When he was a cardiology fellow at Brigham & Women’s Hospital, he treated a 40-year-old patient with a narrowed tricuspid valve. The attending physician “barked out that this was the worst case of TS” (medical jargon for tricuspid stenosis). The patient interpreted “TS” as “terminal situation” and had an anxiety attack. Her lungs filled with fluid and she died later that day.
But words can also heal. Dr. Lown later treated a man recovering from a myocardial infarction that destroyed half of his heart muscle. The man was certain to die from congestive heart failure before leaving the hospital. But one morning, he felt better, his vital signs improved and he was discharged in good health. Dr. Lown had no medical explanation for this sudden turnaround, but the patient returned six months later to explain his “miraculous recovery.” In the hospital, when Dr. Lown examined the patient, he insisted that his residents listen to this patient’s “wholesome gallop.” The patient decided that if his heart could have a healthy gallop, he couldn’t possibly be dying and willed himself to get better (little did he know a gallop indicates a failing heart). But it didn’t matter; the patient took the doctor’s “wholesome” description to heart.
I hope I have stories to tell one day of healing patients through my words. But, as medical training goes, I have a long time before I can actually practice this. First I need to balance learning thousands of new medical vocabulary words with remembering the non-medical language I use with patients.

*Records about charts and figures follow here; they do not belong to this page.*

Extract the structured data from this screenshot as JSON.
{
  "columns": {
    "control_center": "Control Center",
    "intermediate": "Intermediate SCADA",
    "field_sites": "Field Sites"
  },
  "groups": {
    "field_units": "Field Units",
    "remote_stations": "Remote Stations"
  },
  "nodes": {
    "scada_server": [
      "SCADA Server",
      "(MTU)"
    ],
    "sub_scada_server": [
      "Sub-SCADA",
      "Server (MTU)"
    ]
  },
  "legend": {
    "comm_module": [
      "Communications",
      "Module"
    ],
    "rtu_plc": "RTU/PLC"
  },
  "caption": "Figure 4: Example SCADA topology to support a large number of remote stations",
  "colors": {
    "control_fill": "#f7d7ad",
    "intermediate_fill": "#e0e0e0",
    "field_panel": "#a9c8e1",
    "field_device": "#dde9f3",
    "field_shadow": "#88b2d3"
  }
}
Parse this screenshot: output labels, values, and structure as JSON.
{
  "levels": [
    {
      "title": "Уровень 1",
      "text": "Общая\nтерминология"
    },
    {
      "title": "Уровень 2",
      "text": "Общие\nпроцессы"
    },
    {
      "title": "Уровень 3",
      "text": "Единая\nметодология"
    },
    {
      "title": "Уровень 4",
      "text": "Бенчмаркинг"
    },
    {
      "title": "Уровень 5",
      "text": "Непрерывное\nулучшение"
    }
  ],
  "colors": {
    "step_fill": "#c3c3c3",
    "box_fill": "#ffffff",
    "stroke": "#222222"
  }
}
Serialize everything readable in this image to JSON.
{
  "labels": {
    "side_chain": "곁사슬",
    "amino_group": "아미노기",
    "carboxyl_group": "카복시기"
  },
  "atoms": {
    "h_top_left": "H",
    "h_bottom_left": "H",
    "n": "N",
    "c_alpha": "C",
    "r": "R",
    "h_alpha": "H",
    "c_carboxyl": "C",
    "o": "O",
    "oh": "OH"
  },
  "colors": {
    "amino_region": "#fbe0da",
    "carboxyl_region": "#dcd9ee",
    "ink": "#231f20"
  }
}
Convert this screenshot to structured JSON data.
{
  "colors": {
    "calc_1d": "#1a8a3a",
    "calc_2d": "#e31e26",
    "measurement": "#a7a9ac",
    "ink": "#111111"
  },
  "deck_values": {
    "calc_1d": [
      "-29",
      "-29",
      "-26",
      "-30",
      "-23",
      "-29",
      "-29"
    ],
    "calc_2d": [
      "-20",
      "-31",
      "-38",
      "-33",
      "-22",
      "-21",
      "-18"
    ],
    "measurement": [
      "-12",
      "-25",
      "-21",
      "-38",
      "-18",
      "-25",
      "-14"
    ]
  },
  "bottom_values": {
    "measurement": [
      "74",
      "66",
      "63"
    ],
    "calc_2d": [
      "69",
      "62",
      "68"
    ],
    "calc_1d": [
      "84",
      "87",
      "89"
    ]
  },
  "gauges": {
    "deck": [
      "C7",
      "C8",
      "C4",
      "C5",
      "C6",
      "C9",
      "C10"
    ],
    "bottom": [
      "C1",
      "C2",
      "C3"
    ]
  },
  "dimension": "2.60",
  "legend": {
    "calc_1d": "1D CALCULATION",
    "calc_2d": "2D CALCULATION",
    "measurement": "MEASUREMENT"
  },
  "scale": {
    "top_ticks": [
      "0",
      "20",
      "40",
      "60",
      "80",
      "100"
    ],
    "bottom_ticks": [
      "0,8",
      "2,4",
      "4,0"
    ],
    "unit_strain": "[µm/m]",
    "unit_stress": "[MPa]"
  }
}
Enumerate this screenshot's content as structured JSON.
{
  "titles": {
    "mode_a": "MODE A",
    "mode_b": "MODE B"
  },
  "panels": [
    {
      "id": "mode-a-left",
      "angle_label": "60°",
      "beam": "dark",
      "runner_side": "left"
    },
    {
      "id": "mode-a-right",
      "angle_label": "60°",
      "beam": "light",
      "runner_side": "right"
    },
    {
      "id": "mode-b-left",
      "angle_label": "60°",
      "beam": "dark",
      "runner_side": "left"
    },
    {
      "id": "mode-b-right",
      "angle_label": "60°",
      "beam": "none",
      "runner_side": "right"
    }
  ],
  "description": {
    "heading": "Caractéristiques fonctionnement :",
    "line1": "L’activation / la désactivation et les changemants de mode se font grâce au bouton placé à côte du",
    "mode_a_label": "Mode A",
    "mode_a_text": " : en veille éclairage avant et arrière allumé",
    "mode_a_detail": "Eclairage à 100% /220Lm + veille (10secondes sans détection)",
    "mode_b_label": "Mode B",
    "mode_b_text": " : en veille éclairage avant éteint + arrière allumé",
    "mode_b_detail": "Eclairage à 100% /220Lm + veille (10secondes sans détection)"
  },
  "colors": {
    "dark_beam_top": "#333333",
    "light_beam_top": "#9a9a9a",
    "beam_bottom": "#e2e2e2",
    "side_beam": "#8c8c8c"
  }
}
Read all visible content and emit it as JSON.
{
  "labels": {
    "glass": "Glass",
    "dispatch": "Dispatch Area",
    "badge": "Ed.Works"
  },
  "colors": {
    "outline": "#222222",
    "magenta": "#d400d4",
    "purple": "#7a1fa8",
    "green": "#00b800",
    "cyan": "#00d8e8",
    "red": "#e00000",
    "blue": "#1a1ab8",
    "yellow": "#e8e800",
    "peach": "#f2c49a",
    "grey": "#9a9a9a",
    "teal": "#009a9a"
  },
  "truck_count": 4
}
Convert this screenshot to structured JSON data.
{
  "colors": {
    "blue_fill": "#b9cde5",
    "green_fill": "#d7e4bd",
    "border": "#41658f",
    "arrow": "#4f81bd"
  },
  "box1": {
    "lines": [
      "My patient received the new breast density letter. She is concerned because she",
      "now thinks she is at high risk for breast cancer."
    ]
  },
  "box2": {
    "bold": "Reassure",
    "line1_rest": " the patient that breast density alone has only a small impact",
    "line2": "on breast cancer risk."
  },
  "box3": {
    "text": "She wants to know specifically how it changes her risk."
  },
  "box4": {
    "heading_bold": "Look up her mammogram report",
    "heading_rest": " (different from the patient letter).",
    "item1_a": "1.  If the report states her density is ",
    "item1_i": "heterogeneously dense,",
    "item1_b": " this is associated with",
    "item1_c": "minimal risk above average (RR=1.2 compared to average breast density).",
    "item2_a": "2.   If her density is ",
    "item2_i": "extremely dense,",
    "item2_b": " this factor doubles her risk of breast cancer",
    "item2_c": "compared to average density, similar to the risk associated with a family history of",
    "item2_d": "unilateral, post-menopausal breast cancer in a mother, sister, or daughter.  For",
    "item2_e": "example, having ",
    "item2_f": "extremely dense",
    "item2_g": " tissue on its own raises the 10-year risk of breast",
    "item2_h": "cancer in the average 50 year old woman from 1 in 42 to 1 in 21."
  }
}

But even once I do this, I am not sure there will be any words to adequately describe the experience of juggling the knowledge that comes with medical jargon and the reality of taking care of patients. Over the course of this first year, I was often speechless when trying to explain what it was like to learn what I was learning. How do you explain with language, medical or sentimental, the adrenaline rush of holding a human heart in your hands? Or learning that it starts beating 22 days after conception?
I doubt words of any kind can explain the awe of the human heart or the study of medicine, but I will continue to look for them, along with the other words I lost.